Enfant ayant poursuivi sa mère pour mauvais goût vestimentaire

Au pays du fun judiciaire


Oui, bien sûr, il y a ce procès où un policier ayant abattu deux personnes qui ne lui avaient rien fait (l’un qui se battait avec son père, et une voisine qui se trouvait là) demande 10 millions de dollars à la famille de la victime parce qu’il a éprouvé une bien légitime émotion au moment des faits (voir par exemple dans le Monde).

Mais ce n’est pas mon préféré en matière d’absurde judiciaire.

J’ai trouvé croquignolesque le procès dans lequel une tante exigeait de son neveu de 8 ans le paiement de 127.000 dollars de dommages et intérêts. Les faits sont les suivants :le jour de son anniversaire de 8 ans, probablement surexcité, le neveu aperçoit sa tante. Il lâche aussitôt son vélo, lui crie « tantine Jen, je t’aime », et se jette dans les bras de la tante, d’un câlin si vigoureux qu’elle en tombe au sol et se casse le poignet. Bilan, la tante déclare au procès qu’elle aime beaucoup son neveu (qui, au passage, avait perdu sa mère entretemps), mais que quand même, elle habite au troisième étage d’un immeuble à Manhattan, et que Manhattan c’est très peuplé, donc avec un poignet cassé, c’est compliqué, donc le neveu est prié de lui verser 127.000 dollars.
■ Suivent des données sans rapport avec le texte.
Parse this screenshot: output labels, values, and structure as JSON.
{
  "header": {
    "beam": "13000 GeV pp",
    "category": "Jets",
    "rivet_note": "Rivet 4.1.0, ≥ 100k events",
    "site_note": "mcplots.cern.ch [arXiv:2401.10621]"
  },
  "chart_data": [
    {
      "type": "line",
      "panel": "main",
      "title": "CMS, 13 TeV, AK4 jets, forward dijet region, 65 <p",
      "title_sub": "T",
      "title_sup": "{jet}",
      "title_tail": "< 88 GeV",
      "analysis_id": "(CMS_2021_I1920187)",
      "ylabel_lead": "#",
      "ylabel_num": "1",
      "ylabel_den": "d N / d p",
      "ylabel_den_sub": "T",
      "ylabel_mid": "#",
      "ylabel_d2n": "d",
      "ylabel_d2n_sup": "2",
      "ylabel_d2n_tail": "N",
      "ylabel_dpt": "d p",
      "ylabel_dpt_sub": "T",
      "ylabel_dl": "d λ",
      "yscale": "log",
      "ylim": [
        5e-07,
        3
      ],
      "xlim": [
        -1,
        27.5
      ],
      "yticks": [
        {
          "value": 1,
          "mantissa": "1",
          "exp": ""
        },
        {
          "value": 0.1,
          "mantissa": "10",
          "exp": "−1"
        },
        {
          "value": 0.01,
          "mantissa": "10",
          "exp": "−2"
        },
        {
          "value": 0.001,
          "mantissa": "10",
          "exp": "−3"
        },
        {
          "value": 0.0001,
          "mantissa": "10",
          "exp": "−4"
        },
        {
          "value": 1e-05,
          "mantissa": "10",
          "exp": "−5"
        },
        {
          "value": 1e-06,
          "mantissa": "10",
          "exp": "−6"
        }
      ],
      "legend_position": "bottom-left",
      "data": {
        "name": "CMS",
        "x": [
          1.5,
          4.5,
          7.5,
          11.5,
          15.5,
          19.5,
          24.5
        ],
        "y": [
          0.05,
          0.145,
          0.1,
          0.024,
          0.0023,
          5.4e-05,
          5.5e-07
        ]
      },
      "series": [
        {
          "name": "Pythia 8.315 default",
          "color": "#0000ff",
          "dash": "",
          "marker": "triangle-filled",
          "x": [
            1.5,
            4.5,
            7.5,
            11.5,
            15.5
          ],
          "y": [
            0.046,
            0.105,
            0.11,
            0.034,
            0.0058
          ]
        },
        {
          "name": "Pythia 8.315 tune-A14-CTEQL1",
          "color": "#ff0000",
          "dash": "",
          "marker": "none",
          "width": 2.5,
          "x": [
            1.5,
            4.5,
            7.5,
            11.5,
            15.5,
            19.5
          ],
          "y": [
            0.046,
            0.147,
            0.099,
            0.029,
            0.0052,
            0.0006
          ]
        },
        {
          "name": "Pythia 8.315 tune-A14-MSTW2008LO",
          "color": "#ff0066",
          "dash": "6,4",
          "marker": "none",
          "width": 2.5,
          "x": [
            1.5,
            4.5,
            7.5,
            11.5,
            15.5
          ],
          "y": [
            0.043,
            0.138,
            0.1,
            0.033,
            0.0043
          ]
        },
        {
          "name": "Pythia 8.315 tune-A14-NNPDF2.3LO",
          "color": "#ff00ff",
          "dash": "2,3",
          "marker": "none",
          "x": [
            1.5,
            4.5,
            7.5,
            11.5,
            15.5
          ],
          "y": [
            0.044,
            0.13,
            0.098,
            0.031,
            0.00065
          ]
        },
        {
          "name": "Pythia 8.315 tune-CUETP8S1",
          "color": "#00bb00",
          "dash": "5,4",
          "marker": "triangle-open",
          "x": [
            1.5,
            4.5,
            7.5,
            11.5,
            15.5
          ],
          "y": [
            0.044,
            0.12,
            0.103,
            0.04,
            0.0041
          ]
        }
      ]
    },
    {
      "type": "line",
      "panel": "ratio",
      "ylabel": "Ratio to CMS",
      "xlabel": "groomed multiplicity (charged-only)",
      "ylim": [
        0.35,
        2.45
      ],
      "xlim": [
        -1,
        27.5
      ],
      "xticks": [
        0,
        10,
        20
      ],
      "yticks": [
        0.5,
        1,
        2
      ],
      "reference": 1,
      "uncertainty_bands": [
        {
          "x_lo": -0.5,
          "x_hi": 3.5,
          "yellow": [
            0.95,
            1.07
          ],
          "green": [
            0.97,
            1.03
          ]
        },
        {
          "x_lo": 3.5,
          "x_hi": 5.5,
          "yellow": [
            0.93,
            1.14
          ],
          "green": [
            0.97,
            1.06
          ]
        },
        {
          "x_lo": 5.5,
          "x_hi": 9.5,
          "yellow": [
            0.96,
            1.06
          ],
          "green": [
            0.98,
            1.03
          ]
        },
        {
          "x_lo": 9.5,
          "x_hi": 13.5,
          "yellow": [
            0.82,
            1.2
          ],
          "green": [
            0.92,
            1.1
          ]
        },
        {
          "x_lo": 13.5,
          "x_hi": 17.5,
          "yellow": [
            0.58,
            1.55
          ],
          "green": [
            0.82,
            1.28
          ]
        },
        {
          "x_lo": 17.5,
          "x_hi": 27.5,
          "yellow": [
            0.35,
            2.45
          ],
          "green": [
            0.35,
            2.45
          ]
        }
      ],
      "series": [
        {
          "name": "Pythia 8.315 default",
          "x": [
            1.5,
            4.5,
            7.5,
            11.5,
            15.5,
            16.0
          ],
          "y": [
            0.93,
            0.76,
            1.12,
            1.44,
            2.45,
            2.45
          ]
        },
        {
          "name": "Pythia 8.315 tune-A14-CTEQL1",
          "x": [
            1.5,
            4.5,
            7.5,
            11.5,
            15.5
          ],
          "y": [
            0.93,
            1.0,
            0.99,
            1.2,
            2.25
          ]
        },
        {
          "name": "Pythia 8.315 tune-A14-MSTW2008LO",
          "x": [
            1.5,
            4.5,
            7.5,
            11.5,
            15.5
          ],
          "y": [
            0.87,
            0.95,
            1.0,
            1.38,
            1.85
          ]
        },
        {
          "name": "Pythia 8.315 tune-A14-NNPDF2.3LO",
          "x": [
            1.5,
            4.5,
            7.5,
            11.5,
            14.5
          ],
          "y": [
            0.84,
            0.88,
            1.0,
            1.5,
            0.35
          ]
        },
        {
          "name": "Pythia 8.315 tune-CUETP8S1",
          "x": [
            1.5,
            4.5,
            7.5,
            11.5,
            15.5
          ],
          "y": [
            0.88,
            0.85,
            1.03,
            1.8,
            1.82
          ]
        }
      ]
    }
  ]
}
Figurez-vous que ça n’a pas marché.

Mère incitant vigoureusement ses enfants à la fermer parce qu'elle est en plein followage twitter

Twitter poussif


Sur les conseils sagaces de ma cousine, j’ai créé un compte twitter :      (maman, si tu me suis : https://twitter.com/USChapters)

Sur les deux dernières semaines, j’ai dépensé plus d’énergie à rassembler mes désormais 7 followers twitter, qu’à élever deux enfants en bas âge en pleine crise d’opposition. En plus c’est un stress permanent parce que les followers sont visiblement susceptibles de se barrer à tout moment (ouais, je découvre Twitter et son butinage followistique).

Dans le même temps, j’ai followé à tout va, d’abord Benjamin Biolay parce qu’à tout seigneur tout honneur, ensuite à peu près tous les journaux français, puis l’intégralité de ce que la blogosphère new-yorkaise compte de bloggers fashion ou pas fashion. Mon compte twitter craque donc sous les tweets dont je ne sais pas trop quoi faire.

Pas sûre que mes nerfs résistent au passage éventuel à dix followers.

Le combat de gladiateurs, une activité condamnable (légende trouvée sur linkedin)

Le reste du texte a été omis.